Drop in Violence Is Good News for America's Workers
| WASHINGTON
Assaults and threats of violence against Americans at work declined by 21 percent during the mid-1990s. The three riskiest jobs were police officer, security guard and taxi driver.
The US Justice Department reported that workplace violence touches 1.7 million Americans a year but has been dropping since 1994 - even faster than the overall decline in crime in America.
Retail-sales workers were the most numerous victims, because they far outnumber police officers, guards, or taxi drivers. On average, 330,000 retail salespeople were attacked each year. They were followed by police, with an average of 234,200 officers victimized each year.
Three of every 5 assailants was a stranger to the victim, and intimate relatives and friends were far less involved in workplace violence than in overall attacks.
"About 37 percent of the victims of workplace violence said they knew their offenders," says Jan Chaiken, director of the department's Bureau of Justice Statistics.

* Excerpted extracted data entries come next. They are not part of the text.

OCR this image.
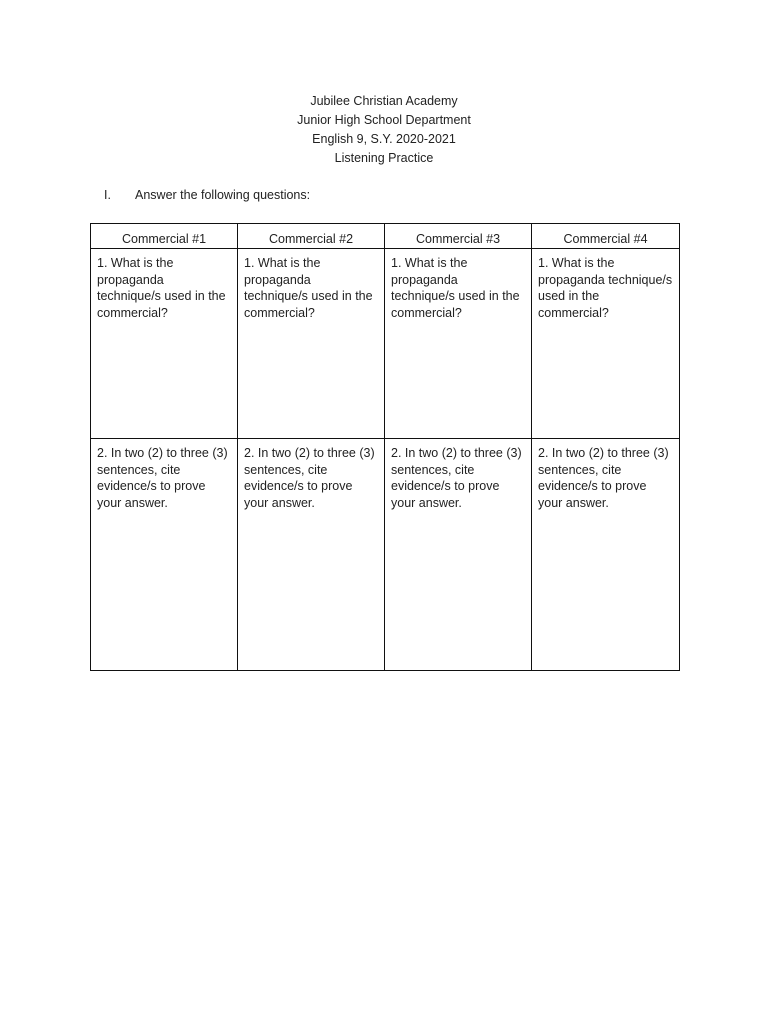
Jubilee Christian Academy
Junior High School Department
English 9, S.Y. 2020-2021
Listening Practice
I. Answer the following questions:
Commercial #1	Commercial #2	Commercial #3	Commercial #4
1. What is the propaganda technique/s used in the commercial?	1. What is the propaganda technique/s used in the commercial?	1. What is the propaganda technique/s used in the commercial?	1. What is the propaganda technique/s used in the commercial?
2. In two (2) to three (3) sentences, cite evidence/s to prove your answer.	2. In two (2) to three (3) sentences, cite evidence/s to prove your answer.	2. In two (2) to three (3) sentences, cite evidence/s to prove your answer.	2. In two (2) to three (3) sentences, cite evidence/s to prove your answer.
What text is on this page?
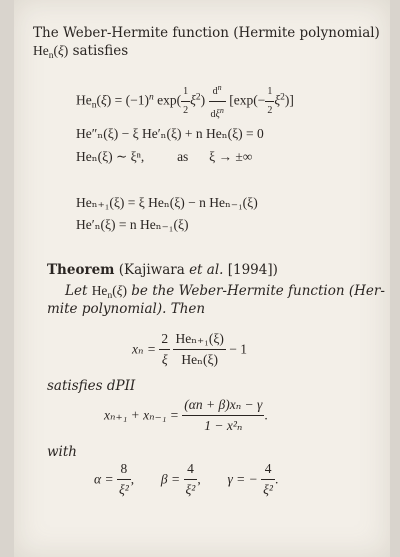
The Weber-Hermite function (Hermite polynomial)
$He_n(\xi)$ satisfies
$He_n(\xi) = (-1)^n$ $\exp( \frac{1}{2} \xi^2) \frac{d^n}{d\xi^n} [\exp(- \frac{1}{2} \xi^2)]$
He″ₙ(ξ) − ξ He′ₙ(ξ) + n Heₙ(ξ) = 0
Heₙ(ξ) ∼ ξⁿ, as ξ → ±∞
Heₙ₊₁(ξ) = ξ Heₙ(ξ) − n Heₙ₋₁(ξ)
He′ₙ(ξ) = n Heₙ₋₁(ξ)
Theorem (Kajiwara et al. [1994])
Let $He_n(\xi)$ be the Weber-Hermite function (Her-
mite polynomial). Then
$x_n = \frac{2}{\xi}$
$\frac{\text{Heₙ₊₁(ξ)}}{\text{Heₙ(ξ)}} - 1$
satisfies dPII
$x_{n+1} + x_{n-1} = \frac{\text{(αn + β)xₙ − γ}}{\text{1 − x²ₙ}}$ .
with
$\alpha = \frac{8}{\text{ξ²}}$ , $\beta = \frac{4}{\text{ξ²}}$ , γ = − $\frac{4}{\text{ξ²}}$ .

"But very few - only about 1 percent - were victimized by a current or former spouse, boyfriend or girlfriend, in contrast to other violent incidents," he says.
Nationally, 21 percent of all violence against women and 2 percent of violence against men are committed by intimates.
The bureau found that workplace violence had declined more than 21 percent from a 1994 peak of about 2.2 million to about 1.7 million in 1996. That was even larger than the nationwide decline of 17 percent in violent crimes during that period, from 11 million to 9.1 million.
Using victim interviews, the bureau studied workplace violence in 1992 through 1996.
The annual average during that period was 2 million incidents. These were overwhelming concentrated in the annual average of 1.48 million simple assaults, which lumps together both unarmed attacks and threats of violence. There were no separate figures for threats and for unarmed attacks.
Homicides averaged 1,023 a year; rapes, 50,500 annually; robberies, 83,700; and aggravated assaults, 395,500.
Police officers faced the greatest risk; 306 of every 1,000 officers were attacked or threatened during the study period.